2 Replies Latest reply on Oct 31, 2016 9:49 AM by dba2

    Unexpected behavior behind admin console causes server to hang

    jeff.scott

      <tldr>

      I've been digging into an issue we've had when a single application was deployed, but not others.  Basically when going to look at the application in the admin console the webpage would hang (though you can go to other tabs) and the application itself would slow down a lot.  I started logging all sql queries and found out doing that started running thousands of queries like:

       

      SELECT * FROM JOB_EXECUTION WHERE JOBINSTANCEID=? ORDER BY JOBEXECUTIONID

       

      This application is our only one that uses batch so it makes sense that it's the one we'd have problems with- and it has over 100k job_execution rows and seems to query every single one.

      </tldr>

       

      Using the standalone's website and going to the Runtime tab ends up triggering

       

      ModelControllerImpl.execute() with an operation param like this:

       

       

      {

          "operation" => "read-children-resources",

          "address" => undefined,

          "child-type" => "deployment",

          "include-runtime" => true,

          "recursive" => true,

          "operation-headers" => {

              "access-mechanism" => "HTTP",

              "caller-type" => "user"

          },

          "recursive-depth" => undefined,

          "proxies" => undefined,

          "include-defaults" => undefined

      }

       

       

      The ReadResourceHandlers seem to get getting every batch job in the deployment and for each it'll call

       

       

      OperationContextImpl.readResource() passing in this address:

       

       

      [

          ("deployment" => "myear.ear"),

          ("subdeployment" => "common.jar"),

          ("subsystem" => "batch-jberet"),

          ("job" => "MyJob")

      ]

       

       

      That makes its way down to BatchJobExecutionResource.refreshChildren() which looks like this

       

      private void refreshChildren() {

              final List<JobExecution> executions = new ArrayList<>();

              final List<JobInstance> instances = jobOperator.getJobInstances(jobName, 0, jobOperator.getJobInstanceCount(jobName));

              for (JobInstance instance : instances) {

                  executions.addAll(jobOperator.getJobExecutions(instance));

              }

              for (JobExecution execution : executions) {

                  final String name = Long.toString(execution.getExecutionId());

                  if (!children.contains(name)) {

                      children.add(name);

                  }

              }

          }

       

       

      So it first retrieves a list of job instances, then one by one queries for the execution associated with the instance.  This really slows down when you can easily have 100k job instances.

       

      I'm not sure the proper solution here but the "recursive-depth" attribute on the operation param looks mighty nice and I'd love to get that set here if it's respected down the line.

       

      (I couldn't figure out how to open a jboss jira ticket, so if you recommend I do that please include a link since I'm apparently an idiot)

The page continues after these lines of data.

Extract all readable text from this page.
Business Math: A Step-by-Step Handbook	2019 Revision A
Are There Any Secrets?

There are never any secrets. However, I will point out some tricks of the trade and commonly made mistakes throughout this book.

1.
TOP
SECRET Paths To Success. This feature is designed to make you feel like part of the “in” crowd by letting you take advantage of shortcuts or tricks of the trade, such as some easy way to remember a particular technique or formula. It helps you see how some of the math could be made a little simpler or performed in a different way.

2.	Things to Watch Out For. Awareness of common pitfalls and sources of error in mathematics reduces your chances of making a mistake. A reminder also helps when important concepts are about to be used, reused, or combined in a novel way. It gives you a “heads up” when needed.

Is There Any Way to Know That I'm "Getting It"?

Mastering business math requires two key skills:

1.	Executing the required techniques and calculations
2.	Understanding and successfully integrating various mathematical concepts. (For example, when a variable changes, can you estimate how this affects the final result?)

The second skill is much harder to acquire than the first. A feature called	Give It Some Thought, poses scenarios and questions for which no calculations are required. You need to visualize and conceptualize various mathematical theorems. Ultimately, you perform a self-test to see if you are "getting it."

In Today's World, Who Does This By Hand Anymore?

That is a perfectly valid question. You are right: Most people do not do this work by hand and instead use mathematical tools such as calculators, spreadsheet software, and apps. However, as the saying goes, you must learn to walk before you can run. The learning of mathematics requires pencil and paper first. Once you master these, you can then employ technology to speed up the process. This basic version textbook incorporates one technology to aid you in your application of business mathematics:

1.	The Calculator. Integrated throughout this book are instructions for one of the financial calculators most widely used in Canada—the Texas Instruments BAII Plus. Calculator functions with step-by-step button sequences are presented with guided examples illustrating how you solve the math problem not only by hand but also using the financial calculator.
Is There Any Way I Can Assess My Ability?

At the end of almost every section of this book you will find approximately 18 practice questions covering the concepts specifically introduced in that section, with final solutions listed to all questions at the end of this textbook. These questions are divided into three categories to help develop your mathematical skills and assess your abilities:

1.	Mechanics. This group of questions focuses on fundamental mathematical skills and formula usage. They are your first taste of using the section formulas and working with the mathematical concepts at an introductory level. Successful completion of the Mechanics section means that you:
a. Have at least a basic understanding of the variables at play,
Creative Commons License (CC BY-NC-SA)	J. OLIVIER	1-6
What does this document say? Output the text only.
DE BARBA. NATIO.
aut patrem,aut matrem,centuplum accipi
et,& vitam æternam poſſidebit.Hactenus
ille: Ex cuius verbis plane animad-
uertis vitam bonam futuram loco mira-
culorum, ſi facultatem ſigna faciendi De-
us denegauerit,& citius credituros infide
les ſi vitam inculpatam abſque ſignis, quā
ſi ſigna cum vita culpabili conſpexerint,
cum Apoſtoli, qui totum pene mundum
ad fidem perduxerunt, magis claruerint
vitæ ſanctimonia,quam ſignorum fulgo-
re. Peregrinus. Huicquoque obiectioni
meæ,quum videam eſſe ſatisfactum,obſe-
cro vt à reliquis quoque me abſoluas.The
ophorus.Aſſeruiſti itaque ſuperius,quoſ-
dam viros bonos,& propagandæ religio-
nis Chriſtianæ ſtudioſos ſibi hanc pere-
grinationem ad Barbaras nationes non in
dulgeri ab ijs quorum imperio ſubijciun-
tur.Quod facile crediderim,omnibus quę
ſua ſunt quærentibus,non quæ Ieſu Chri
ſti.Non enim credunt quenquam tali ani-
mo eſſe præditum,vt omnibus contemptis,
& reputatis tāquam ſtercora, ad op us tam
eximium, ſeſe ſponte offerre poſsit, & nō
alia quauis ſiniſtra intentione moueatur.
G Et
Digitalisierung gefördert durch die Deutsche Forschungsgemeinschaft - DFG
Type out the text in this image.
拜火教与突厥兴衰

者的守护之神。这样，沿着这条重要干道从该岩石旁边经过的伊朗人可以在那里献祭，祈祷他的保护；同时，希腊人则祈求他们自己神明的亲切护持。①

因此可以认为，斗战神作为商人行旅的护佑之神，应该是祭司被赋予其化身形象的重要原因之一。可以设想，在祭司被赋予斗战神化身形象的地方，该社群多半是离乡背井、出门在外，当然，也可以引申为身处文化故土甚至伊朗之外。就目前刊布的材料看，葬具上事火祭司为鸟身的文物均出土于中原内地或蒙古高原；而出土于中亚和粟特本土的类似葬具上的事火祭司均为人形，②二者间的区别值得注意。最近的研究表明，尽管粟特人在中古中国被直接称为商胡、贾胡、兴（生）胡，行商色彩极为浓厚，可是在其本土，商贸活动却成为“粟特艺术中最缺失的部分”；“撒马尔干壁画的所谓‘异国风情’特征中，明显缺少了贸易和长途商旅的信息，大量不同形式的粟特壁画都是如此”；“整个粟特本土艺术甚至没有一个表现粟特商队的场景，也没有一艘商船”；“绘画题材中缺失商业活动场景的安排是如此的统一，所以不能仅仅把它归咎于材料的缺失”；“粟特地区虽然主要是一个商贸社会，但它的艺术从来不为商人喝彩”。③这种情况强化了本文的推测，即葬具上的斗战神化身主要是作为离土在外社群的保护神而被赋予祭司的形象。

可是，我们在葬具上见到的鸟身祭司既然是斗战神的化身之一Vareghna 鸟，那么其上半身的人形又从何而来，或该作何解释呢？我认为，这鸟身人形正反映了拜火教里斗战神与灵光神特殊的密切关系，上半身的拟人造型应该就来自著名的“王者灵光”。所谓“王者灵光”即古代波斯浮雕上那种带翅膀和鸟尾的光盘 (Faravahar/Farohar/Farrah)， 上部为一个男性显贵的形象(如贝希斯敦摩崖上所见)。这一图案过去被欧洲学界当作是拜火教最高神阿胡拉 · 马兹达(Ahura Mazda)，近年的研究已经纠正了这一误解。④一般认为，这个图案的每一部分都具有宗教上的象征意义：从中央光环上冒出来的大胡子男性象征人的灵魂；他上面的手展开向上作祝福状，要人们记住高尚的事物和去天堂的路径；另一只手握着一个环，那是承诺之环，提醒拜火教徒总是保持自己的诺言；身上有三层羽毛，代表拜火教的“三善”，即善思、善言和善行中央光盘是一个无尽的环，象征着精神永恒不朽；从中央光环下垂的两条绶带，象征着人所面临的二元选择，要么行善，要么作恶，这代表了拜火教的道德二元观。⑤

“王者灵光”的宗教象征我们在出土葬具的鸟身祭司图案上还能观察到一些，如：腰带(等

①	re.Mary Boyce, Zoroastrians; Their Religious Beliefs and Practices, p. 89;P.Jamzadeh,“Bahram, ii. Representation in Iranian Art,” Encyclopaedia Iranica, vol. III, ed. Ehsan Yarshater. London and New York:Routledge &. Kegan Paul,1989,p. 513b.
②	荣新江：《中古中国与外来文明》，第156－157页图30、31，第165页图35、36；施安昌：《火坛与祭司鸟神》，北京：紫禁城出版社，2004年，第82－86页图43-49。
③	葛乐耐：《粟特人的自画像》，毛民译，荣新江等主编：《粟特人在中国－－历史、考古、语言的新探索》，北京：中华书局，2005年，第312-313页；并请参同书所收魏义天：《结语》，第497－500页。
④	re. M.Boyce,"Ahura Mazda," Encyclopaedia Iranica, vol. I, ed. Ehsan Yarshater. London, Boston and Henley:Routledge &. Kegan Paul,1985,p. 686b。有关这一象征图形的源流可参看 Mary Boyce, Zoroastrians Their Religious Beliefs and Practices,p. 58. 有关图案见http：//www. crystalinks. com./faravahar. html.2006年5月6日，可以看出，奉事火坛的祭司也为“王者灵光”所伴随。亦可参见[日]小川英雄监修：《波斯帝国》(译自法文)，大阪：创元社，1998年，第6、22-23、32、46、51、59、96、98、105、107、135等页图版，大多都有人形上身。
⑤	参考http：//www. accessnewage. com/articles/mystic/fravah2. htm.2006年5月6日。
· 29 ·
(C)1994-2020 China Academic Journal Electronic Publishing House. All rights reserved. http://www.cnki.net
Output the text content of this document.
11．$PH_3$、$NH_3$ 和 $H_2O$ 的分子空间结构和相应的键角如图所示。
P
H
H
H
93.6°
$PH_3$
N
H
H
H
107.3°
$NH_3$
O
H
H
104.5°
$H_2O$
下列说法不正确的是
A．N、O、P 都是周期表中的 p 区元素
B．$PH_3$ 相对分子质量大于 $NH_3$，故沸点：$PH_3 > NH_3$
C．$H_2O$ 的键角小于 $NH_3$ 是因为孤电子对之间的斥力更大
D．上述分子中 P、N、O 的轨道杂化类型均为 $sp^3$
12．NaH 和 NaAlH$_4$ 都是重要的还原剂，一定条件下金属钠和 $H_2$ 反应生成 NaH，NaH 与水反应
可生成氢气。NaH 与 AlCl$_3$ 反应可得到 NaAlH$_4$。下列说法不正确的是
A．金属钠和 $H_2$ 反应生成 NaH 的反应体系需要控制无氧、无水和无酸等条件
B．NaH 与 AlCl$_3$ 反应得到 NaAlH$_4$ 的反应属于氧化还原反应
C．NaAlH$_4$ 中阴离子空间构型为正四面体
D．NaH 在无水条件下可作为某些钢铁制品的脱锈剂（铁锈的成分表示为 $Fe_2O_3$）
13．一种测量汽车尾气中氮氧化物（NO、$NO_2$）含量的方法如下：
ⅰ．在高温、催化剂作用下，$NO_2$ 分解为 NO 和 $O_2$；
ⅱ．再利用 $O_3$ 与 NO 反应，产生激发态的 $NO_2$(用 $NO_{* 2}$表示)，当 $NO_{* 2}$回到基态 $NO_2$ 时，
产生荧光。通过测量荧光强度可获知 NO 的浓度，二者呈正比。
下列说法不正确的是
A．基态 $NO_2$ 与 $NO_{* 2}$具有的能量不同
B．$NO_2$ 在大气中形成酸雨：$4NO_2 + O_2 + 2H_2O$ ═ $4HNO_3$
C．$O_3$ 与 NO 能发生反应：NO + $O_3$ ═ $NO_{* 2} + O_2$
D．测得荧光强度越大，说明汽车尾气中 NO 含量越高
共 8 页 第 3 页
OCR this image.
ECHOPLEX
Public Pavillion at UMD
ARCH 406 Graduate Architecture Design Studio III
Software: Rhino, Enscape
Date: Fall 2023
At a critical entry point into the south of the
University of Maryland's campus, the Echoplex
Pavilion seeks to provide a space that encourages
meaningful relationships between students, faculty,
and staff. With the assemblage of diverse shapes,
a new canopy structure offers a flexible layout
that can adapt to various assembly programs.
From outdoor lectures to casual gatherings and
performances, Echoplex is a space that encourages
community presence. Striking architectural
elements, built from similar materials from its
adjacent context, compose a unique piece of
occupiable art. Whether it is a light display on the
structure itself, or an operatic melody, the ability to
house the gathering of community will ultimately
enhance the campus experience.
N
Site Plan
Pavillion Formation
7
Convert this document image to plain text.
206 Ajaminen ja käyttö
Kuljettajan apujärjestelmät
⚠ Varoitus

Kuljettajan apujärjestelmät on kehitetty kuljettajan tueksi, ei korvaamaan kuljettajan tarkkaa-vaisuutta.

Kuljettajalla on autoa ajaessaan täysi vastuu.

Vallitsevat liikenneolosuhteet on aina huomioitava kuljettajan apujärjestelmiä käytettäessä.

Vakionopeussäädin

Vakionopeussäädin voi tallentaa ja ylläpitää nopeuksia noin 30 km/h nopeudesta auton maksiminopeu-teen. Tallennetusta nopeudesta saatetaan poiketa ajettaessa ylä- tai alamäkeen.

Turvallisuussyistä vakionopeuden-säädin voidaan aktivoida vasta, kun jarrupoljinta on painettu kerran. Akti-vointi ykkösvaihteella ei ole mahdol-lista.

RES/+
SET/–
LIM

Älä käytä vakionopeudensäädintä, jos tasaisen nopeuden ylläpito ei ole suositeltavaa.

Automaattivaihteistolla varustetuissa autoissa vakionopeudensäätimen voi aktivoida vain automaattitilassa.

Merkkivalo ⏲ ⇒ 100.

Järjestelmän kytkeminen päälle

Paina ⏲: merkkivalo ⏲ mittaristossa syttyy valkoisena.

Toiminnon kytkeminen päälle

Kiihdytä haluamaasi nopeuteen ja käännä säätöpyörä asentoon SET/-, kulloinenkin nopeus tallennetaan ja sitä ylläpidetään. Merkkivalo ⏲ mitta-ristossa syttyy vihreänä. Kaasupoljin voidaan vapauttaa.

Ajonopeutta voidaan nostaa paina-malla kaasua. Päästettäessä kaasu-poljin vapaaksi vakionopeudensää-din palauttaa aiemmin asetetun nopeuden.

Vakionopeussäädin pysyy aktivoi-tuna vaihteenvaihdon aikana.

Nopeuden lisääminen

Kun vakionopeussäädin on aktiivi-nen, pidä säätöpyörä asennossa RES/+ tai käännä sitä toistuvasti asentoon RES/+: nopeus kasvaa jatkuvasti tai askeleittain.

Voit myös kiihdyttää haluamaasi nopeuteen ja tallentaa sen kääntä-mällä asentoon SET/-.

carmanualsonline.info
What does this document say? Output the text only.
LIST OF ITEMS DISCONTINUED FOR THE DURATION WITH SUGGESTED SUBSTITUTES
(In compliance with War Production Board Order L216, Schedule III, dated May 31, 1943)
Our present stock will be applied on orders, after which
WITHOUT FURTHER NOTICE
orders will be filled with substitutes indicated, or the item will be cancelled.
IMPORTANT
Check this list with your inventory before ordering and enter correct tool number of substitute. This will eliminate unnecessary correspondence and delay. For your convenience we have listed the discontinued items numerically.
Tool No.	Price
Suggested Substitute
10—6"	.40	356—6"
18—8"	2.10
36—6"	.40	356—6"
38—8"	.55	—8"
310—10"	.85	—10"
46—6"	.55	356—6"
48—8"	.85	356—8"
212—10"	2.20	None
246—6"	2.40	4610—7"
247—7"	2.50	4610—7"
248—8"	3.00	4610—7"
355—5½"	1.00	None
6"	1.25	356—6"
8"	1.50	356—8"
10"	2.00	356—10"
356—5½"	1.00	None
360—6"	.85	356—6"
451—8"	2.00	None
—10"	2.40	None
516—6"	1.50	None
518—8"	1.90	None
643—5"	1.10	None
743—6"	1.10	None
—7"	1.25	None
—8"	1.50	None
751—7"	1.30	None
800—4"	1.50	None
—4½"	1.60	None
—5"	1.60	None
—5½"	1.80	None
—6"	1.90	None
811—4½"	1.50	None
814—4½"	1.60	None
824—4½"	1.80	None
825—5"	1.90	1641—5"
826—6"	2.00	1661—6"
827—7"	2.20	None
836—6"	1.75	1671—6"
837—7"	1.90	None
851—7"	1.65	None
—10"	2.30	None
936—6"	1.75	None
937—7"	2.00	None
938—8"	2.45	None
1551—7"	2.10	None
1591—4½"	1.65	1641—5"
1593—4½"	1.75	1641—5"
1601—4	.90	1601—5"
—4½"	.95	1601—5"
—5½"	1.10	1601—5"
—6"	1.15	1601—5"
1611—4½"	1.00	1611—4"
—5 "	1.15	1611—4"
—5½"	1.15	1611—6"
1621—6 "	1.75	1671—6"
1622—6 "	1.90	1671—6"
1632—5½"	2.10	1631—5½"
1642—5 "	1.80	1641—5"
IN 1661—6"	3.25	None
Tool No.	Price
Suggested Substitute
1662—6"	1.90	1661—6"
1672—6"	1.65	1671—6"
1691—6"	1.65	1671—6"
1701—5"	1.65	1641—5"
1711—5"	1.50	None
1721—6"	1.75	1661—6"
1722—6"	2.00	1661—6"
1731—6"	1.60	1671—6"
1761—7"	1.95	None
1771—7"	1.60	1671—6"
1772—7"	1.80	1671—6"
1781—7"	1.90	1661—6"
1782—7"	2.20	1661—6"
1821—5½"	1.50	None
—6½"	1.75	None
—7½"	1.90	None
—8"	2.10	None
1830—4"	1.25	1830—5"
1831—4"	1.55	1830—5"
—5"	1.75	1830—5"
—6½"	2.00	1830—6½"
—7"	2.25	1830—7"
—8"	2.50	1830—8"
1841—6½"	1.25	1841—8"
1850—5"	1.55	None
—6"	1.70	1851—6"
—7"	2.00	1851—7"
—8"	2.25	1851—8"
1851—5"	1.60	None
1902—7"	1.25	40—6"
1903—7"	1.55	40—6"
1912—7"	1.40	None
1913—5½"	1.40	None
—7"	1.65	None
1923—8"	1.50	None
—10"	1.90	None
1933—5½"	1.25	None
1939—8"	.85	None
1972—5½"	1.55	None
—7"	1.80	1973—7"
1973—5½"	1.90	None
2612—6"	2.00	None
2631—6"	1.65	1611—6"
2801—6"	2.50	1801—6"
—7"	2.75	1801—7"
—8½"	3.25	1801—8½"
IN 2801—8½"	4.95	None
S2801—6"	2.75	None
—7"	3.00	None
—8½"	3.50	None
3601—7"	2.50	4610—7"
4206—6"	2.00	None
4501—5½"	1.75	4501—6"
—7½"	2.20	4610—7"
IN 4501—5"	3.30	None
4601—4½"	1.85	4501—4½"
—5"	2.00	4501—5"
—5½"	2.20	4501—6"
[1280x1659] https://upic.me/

        • 1. Re: Unexpected behavior behind admin console causes server to hang
          jamezp

          The executions are processed one-by-one because of the way the batch API works. It's possible this could be improved within JBeret to send a chunk of instance id's and get back a chunk of executions. Even with 100k+ jobs that would be slow though.

           

          Just to better understand the use-cases, is there a reason you hold on to that many jobs? Do you have some kind of purge process for them?

           

          With regard to the recursive-depth that won't help us much here. That's meant for how many levels deep recursively read the management model. For example a CLI command like /deployment=batch.war/subsystem=batch-jberet:read-resource(recursive=true, recursve-depth=1, include-runtime=true) would return only one level deep

           

          [standalone@localhost:9990 /] /deployment=batch-chunk.war/subsystem=batch-jberet:read-resource(recursive=true, recursive-depth=1, include-runtime=true)
          {
              "outcome" => "success",
              "result" => {
                  "job-xml-names" => [
                      "partition-chunk.xml",
                      "retry-chunk.xml",
                      "simple.xml"
                  ],
                  "job" => {
                      "simple" => {
                          "instance-count" => 2,
                          "job-xml-names" => ["simple.xml"],
                          "running-executions" => 0,
                          "execution" => {
                              "2" => undefined,
                              "1" => undefined
                          }
                      },
                      "chunkPartition" => {
                          "instance-count" => 0,
                          "job-xml-names" => [
                              "partition-chunk.xml",
                              "retry-chunk.xml"
                          ],
                          "running-executions" => 0,
                          "execution" => undefined
                      }
                  }
              }
          }
          

           

          I filed a JIRA for this as I do think this is an issue. I don't have a great solution at the moment, but put down a couple ideas in the JIRA.

           

          --

          James R. Perkins

          • 2. Re: Unexpected behavior behind admin console causes server to hang
            dba2

            Thanks, that really puts things in perspective and prevents me from upping my recursive-depth on that red herring.

             

            This is somewhat legacy code and the only reason we keep the old data is to display it in a dashboard we wrote.  I'll just write something to move older data to archive tables, then use views to union the original and archive tables together and have the dashboard use the views instead of the original tables.  Thanks again,

             

            Jeff